From Liberia we travel to Aleppo, Syria. I have a close friend who was born in Aleppo and has been heartbroken by what has happened to his country. Last week a pastor from Aleppo was miraculously able to get out of the country (with the help of angels no less real than Peter’s) and visited my friend’s church. He reported that food, water and gas used for cooking are all in short supply. ISIS controls the main supply of water in Aleppo and they make it available only one hour a day. One of the brothers had the idea of opening wells next to their churches. To their amazement water sprung up from these wells to give them fresh supplies of water to drink. Now people gather at the churches and line up for water everyday. As they come for water the pastor invites them to take a Bible with them saying, “Besides drinking water, one needs living water, and here it is.” The words of life will not be silenced.

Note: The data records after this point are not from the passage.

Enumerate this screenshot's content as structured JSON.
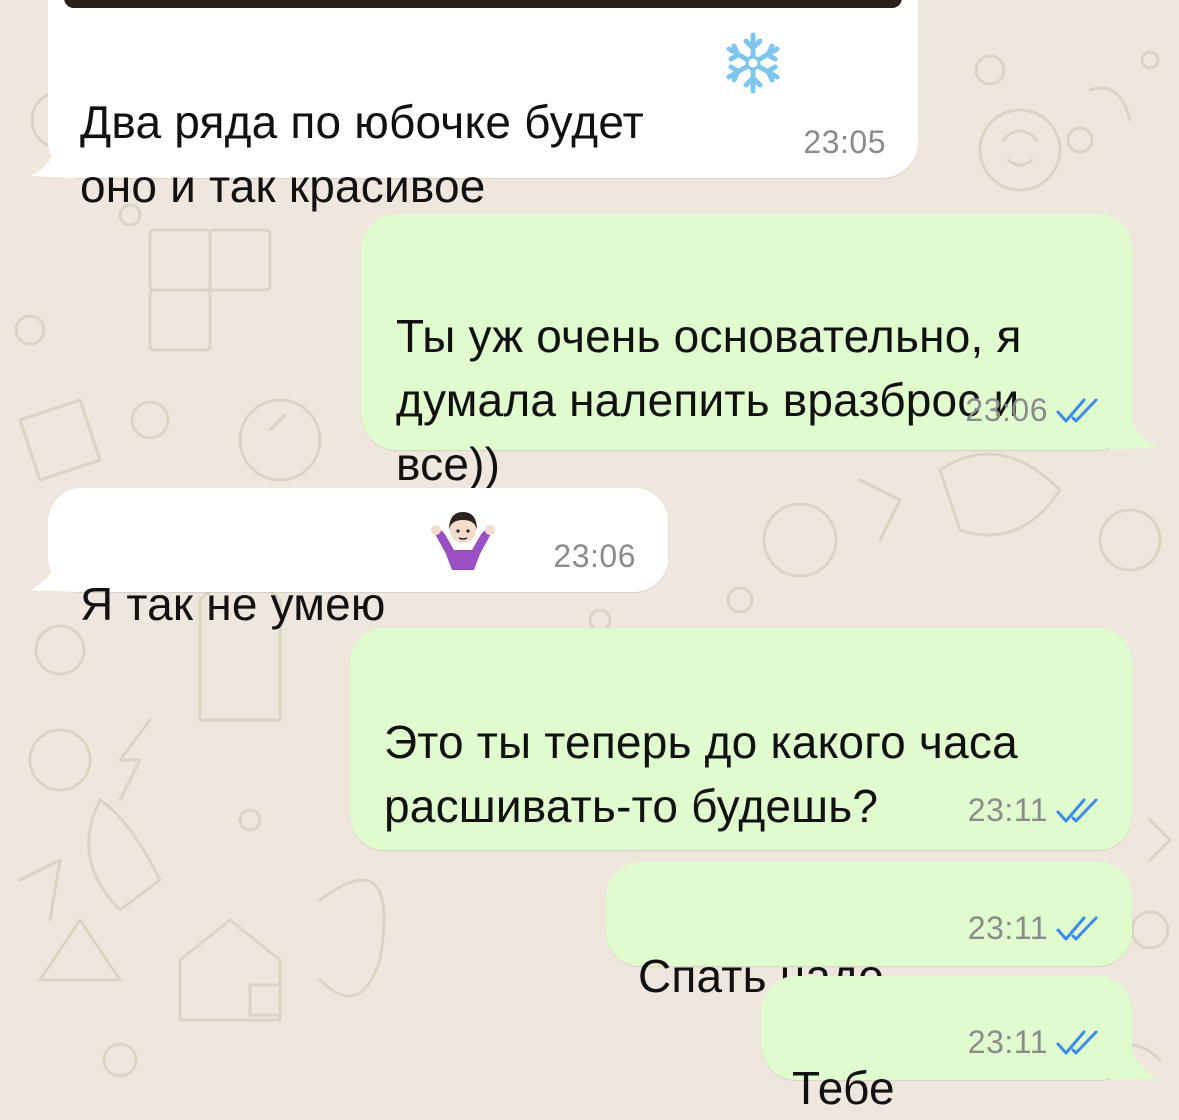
{
  "chat": {
    "messages": [
      {
        "id": "m1",
        "direction": "incoming",
        "text": "Два ряда по юбочке будет\nоно и так красивое",
        "emoji": "snowflake-icon",
        "time": "23:05"
      },
      {
        "id": "m2",
        "direction": "outgoing",
        "text": "Ты уж очень основательно, я\nдумала налепить вразброс и\nвсе))",
        "time": "23:06",
        "status": "read"
      },
      {
        "id": "m3",
        "direction": "incoming",
        "text": "Я так не умею",
        "emoji": "person-shrugging-icon",
        "time": "23:06"
      },
      {
        "id": "m4",
        "direction": "outgoing",
        "text": "Это ты теперь до какого часа\nрасшивать-то будешь?",
        "time": "23:11",
        "status": "read"
      },
      {
        "id": "m5",
        "direction": "outgoing",
        "text": "Спать надо",
        "time": "23:11",
        "status": "read"
      },
      {
        "id": "m6",
        "direction": "outgoing",
        "text": "Тебе",
        "time": "23:11",
        "status": "read"
      }
    ]
  },
  "colors": {
    "background": "#efe7dd",
    "incoming_bubble": "#ffffff",
    "outgoing_bubble": "#e0fbce",
    "read_ticks": "#3b8be8",
    "timestamp": "#8b8b8b"
  }
}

1. Luke Timothy Johnson, The Acts of the Apostles, SP 5 (Collegeville, Minn: Liturgical Press, 1992), 96.
2. John R. W. Stott, The Message of Acts, The Spirit, the Church & the World, BST (Downers Grove: InterVarsity, 1990), 113.
3. N. T. Wright, Acts for Everyone: Part One, Chapters 1-12 (Louisville: Westminster John Knox Press, 2008), 84.
4. N. T. Wright, Acts for Everyone, 87-89.
5. N. T. Wright, Acts for Everyone, 94.
6. Johnson, The Acts of the Apostles, 103.